Chainalysis, a leading blockchain analysis company, has unveiled its latest annual report, shedding light on the intricate world of crypto money laundering. The report, released today, divulges insights into how criminals leverage cryptocurrency to mask their illicit gains.
In a significant revelation, the report discloses a notable 30% decrease in crypto money laundering activities throughout 2023, plummeting from $31.5 billion to $22.2 billion.
This downturn is attributed partly to reduced trading volumes and partly to enhanced detection and prevention measures implemented within the industry.
Despite this positive trend, the report issues a stern caution regarding the emergence of sophisticated threat actors, exemplified by the North Korea-linked Lazarus Group, which is pioneering novel methods to circumvent tracking and sanctions.
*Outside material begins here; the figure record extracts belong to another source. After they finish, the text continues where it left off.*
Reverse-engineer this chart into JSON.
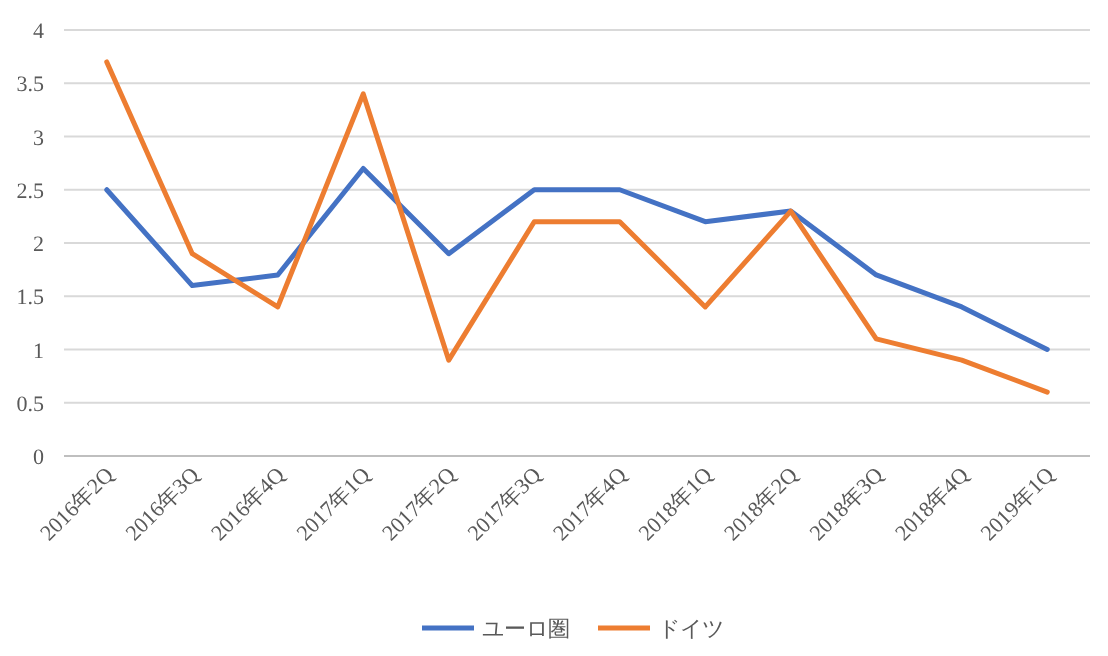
{
  "chart_data": {
    "type": "line",
    "categories": [
      "2016年2Q",
      "2016年3Q",
      "2016年4Q",
      "2017年1Q",
      "2017年2Q",
      "2017年3Q",
      "2017年4Q",
      "2018年1Q",
      "2018年2Q",
      "2018年3Q",
      "2018年4Q",
      "2019年1Q"
    ],
    "series": [
      {
        "name": "ユーロ圏",
        "color": "#4472c4",
        "values": [
          2.5,
          1.6,
          1.7,
          2.7,
          1.9,
          2.5,
          2.5,
          2.2,
          2.3,
          1.7,
          1.4,
          1.0
        ]
      },
      {
        "name": "ドイツ",
        "color": "#ed7d31",
        "values": [
          3.7,
          1.9,
          1.4,
          3.4,
          0.9,
          2.2,
          2.2,
          1.4,
          2.3,
          1.1,
          0.9,
          0.6
        ]
      }
    ],
    "ylim": [
      0,
      4
    ],
    "yticks": [
      0,
      0.5,
      1,
      1.5,
      2,
      2.5,
      3,
      3.5,
      4
    ],
    "grid": "y",
    "legend": "bottom",
    "marker": "none",
    "line_style": "solid"
  }
}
The report delineates two primary categories of services and entities implicated in crypto money laundering:
Intermediary services and wallets: This encompasses personal wallets, mixers, instant exchangers, DeFi protocols, and other platforms facilitating the movement and camouflage of funds.
Fiat off-ramping services: This encapsulates entities converting cryptocurrency into fiat currency, predominantly centralized exchanges
Highlighted in the report is the burgeoning employment of intermediary services and wallets, notably blockchain bridges and gambling platforms, juxtaposed with a decline in the utilization of fiat off-ramping services.
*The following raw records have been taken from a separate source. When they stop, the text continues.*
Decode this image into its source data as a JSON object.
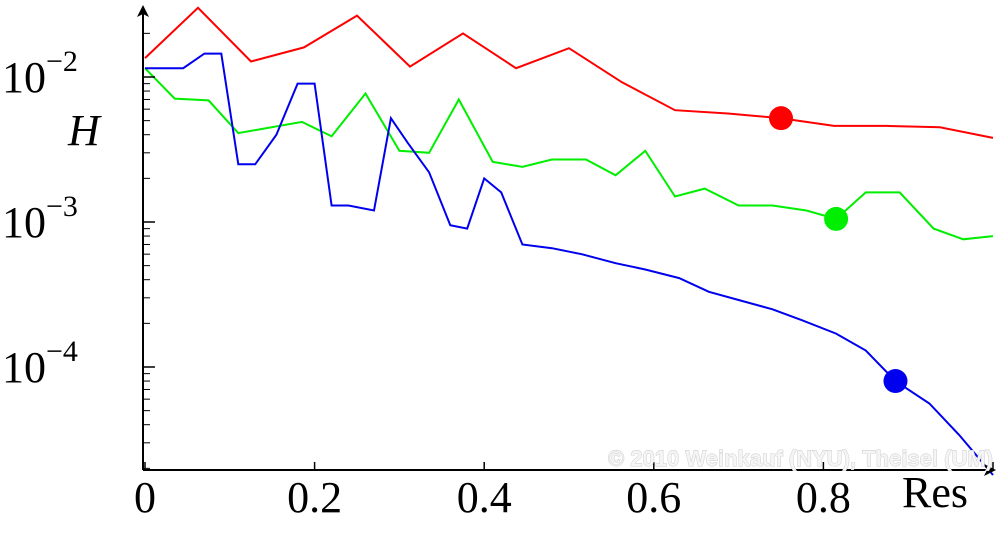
{
  "chart_data": {
    "type": "line",
    "xlabel": "Res",
    "ylabel": "H",
    "xlim": [
      0,
      1
    ],
    "ylim": [
      2e-05,
      0.03
    ],
    "yscale": "log",
    "grid": false,
    "x_ticks": [
      {
        "value": 0,
        "label": "0"
      },
      {
        "value": 0.2,
        "label": "0.2"
      },
      {
        "value": 0.4,
        "label": "0.4"
      },
      {
        "value": 0.6,
        "label": "0.6"
      },
      {
        "value": 0.8,
        "label": "0.8"
      }
    ],
    "y_ticks": [
      {
        "value": 0.01,
        "base": "10",
        "exponent": "−2"
      },
      {
        "value": 0.001,
        "base": "10",
        "exponent": "−3"
      },
      {
        "value": 0.0001,
        "base": "10",
        "exponent": "−4"
      }
    ],
    "series": [
      {
        "color": "#ff0000",
        "x": [
          0,
          0.0625,
          0.125,
          0.1875,
          0.25,
          0.3125,
          0.375,
          0.4375,
          0.5,
          0.5625,
          0.625,
          0.6875,
          0.75,
          0.8125,
          0.875,
          0.9375,
          1.0
        ],
        "y": [
          0.0135,
          0.03,
          0.0128,
          0.016,
          0.0265,
          0.0118,
          0.02,
          0.0115,
          0.0158,
          0.0092,
          0.0059,
          0.0056,
          0.0052,
          0.0046,
          0.0046,
          0.0045,
          0.0038
        ],
        "marker": {
          "x": 0.75,
          "y": 0.0052
        }
      },
      {
        "color": "#00ee00",
        "x": [
          0,
          0.035,
          0.075,
          0.11,
          0.185,
          0.22,
          0.26,
          0.3,
          0.335,
          0.37,
          0.41,
          0.445,
          0.48,
          0.52,
          0.555,
          0.59,
          0.625,
          0.66,
          0.7,
          0.74,
          0.78,
          0.815,
          0.85,
          0.89,
          0.93,
          0.965,
          1.0
        ],
        "y": [
          0.0115,
          0.0071,
          0.0069,
          0.0041,
          0.0049,
          0.0039,
          0.0077,
          0.0031,
          0.003,
          0.007,
          0.0026,
          0.0024,
          0.0027,
          0.0027,
          0.0021,
          0.0031,
          0.0015,
          0.0017,
          0.0013,
          0.0013,
          0.0012,
          0.00105,
          0.0016,
          0.0016,
          0.0009,
          0.00076,
          0.0008
        ],
        "marker": {
          "x": 0.815,
          "y": 0.00105
        }
      },
      {
        "color": "#0000ee",
        "x": [
          0,
          0.045,
          0.07,
          0.09,
          0.11,
          0.13,
          0.155,
          0.18,
          0.2,
          0.22,
          0.24,
          0.27,
          0.29,
          0.31,
          0.335,
          0.36,
          0.38,
          0.4,
          0.42,
          0.445,
          0.48,
          0.515,
          0.555,
          0.59,
          0.63,
          0.665,
          0.7,
          0.74,
          0.775,
          0.815,
          0.85,
          0.885,
          0.925,
          0.96,
          1.0
        ],
        "y": [
          0.0115,
          0.0115,
          0.0145,
          0.0145,
          0.0025,
          0.0025,
          0.004,
          0.009,
          0.009,
          0.0013,
          0.0013,
          0.0012,
          0.0052,
          0.0035,
          0.0022,
          0.00095,
          0.0009,
          0.002,
          0.0016,
          0.0007,
          0.00066,
          0.0006,
          0.00052,
          0.00047,
          0.00041,
          0.00033,
          0.00029,
          0.00025,
          0.00021,
          0.00017,
          0.00013,
          8e-05,
          5.6e-05,
          3.4e-05,
          1.8e-05
        ],
        "marker": {
          "x": 0.885,
          "y": 8e-05
        }
      }
    ],
    "watermark": "© 2010 Weinkauf (NYU), Theisel (UM)"
  }
}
This strategic shift indicates an endeavor by criminals to sidestep regulatory scrutiny as authorities wield greater oversight over fiat off-ramping channels.
Illicit Funds Funneled Through DeFi Surges: Chainalysis
A striking observation within the Chainalysis report is the escalating proportion of illicit funds funneled into DeFi protocols, soaring from 0.3% in 2022 to 1.5% in 2023.
This upsurge correlates with the exponential growth of total value locked in DeFi, surpassing $100 billion in 2023. However, the report underscores that despite its allure, DeFi remains transparent and traceable, impeding its efficacy as a laundering avenue.
Furthermore, the report underscores the case of the Lazarus Group, a notorious hacking syndicate implicated in various cyberattacks and cryptocurrency thefts.
Leveraging a plethora of protocols, including mixers and cross-chain bridges, the group endeavors to obfuscate the origins and destinations of their ill-gotten gains. Notably, the report highlights the surge in popularity of YoMix, a mixer adopted by the Lazarus Group following the closure of Sinbad in November 2023.